L'histoire de la sortie du premier Lp du trio hexagonal Hifiklub relève
quasiment du conte de fées (électriques). Flash-back. 2006 : après avoir
enregistré une dizaine de titres dans une boîte désaffectée du Var, Laugier
(basse, chant) et Benito (batterie, chant), déjà endettés jusqu'au trognon, se
disent alors : “Fauchés pour
fauchés, filons donc à New York voir s'il n'y aurait pas moyen de se connecter
au réseau artistique à haute tension qui règne là-bas”. Dans leurs petits
souliers de frenchies, ils démarchent
Earl Slick, producteur, guitariste et collaborateur de David Bowie, Ian Hunter,
John Lennon, etc. Conquis par leur culot et leur énergie, Slick ressentira très
vite le besoin irrépressible d'ajouter son grain de sel, en alignant quelques
riffs de guitares vitaminés dont il détient le secret conviera à la fête une
poignée d'autres instrumentistes de sa trempe. Déboulant dans votre salon à
cent kilomètres/heure et en vingt-cinq minutes chrono, French Accent s'impose le temps de dire “wham bam, thank you mam”. S'y retrouvent sans vergogne un tas
d'influences revendiquées : The Fall et les Buzzcocks (First Class Fake Cowboy, Action/Reaction), James White (les
cuivres étranglés de l'excellent Robert Aaron sur H.M. et Shower Of Gold),
ainsi que le mordant sonique de The Stooges en 1970 (Soho Nightspot, Ticket).
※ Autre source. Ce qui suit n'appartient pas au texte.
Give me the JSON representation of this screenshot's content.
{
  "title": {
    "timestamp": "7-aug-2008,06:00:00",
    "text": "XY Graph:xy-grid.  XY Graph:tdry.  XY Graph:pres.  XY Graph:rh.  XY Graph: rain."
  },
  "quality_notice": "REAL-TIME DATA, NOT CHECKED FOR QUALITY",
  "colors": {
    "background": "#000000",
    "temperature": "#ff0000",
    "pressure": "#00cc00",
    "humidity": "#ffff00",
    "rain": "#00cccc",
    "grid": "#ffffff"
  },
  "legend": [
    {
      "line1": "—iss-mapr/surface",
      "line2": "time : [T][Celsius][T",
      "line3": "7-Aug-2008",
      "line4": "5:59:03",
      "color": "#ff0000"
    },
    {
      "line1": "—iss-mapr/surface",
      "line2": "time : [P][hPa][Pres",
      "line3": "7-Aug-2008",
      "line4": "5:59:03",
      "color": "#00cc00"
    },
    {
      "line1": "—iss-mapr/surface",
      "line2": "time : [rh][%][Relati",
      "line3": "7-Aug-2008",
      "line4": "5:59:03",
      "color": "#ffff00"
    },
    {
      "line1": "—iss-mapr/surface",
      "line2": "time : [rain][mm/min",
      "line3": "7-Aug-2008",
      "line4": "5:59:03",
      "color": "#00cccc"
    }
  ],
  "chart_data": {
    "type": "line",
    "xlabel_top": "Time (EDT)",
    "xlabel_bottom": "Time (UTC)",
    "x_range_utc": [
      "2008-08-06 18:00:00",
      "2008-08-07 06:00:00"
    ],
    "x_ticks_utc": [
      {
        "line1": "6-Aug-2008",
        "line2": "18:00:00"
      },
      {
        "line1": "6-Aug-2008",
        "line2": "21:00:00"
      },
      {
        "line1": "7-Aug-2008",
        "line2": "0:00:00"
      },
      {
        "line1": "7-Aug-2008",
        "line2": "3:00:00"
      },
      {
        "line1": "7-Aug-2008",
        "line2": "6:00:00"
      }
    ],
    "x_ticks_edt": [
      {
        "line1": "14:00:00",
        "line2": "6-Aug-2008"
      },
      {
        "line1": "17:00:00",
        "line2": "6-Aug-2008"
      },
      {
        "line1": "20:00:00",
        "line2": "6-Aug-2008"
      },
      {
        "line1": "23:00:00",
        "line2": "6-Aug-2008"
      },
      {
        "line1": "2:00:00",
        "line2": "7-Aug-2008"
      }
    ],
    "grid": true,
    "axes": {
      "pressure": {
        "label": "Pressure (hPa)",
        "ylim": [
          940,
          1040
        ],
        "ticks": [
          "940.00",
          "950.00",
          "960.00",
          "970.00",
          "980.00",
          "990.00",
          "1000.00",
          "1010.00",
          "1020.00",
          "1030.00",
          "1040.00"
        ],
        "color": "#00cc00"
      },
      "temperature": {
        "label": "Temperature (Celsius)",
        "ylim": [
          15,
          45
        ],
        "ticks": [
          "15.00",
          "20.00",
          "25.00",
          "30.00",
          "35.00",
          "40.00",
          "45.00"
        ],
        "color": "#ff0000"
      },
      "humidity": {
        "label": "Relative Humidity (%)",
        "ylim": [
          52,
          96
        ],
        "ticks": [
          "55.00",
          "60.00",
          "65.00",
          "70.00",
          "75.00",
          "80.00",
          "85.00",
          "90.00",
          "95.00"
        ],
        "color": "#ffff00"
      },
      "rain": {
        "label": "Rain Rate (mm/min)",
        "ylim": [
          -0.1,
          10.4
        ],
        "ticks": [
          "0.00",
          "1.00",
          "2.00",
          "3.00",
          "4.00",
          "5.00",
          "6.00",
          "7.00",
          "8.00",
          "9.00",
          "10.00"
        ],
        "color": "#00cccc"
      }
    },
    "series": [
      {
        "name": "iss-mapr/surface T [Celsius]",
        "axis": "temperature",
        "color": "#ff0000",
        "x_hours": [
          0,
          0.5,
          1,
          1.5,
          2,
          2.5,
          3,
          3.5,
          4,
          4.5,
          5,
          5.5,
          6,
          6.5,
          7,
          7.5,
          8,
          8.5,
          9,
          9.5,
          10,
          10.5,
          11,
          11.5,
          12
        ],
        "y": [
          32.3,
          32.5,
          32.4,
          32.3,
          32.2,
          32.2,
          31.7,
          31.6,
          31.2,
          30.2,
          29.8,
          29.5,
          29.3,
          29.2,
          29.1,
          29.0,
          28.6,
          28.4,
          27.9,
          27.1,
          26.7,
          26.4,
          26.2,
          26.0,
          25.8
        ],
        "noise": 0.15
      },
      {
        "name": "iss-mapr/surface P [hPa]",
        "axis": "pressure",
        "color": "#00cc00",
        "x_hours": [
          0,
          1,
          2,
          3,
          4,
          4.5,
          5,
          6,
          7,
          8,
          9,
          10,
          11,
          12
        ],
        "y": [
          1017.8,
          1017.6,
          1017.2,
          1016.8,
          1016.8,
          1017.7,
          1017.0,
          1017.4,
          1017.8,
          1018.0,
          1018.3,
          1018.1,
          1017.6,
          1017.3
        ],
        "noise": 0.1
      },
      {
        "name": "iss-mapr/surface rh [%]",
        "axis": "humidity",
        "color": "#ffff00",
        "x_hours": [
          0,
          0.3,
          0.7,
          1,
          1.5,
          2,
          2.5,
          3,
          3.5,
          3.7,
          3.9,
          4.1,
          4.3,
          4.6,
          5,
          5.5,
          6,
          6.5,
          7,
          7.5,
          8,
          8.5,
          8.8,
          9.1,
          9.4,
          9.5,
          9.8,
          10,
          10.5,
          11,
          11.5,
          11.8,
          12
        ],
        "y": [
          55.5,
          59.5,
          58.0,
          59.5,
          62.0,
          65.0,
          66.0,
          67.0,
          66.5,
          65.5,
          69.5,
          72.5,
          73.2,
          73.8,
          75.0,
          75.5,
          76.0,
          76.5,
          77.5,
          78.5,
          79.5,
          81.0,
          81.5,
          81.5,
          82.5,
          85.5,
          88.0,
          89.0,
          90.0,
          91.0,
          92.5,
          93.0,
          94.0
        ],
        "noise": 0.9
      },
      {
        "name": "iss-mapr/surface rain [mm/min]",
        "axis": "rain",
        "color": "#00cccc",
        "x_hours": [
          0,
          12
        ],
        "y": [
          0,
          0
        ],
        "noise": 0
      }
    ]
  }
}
D'ailleurs, les paroles du succulent Records
Made From Records sont on ne peut plus explicites : “Nous avons fait un disque à partir d'albums que nous avons pillés/Je
vole de la musique, pourquoi ne volerais-tu pas la mienne ?” Écrit avec la
concision d'une pop qui déteste lambiner, ce vif recueil de rock aux puissants
arômes de Grosse Pomme se pose d'ores et déjà comme l'une des sensations de l'année.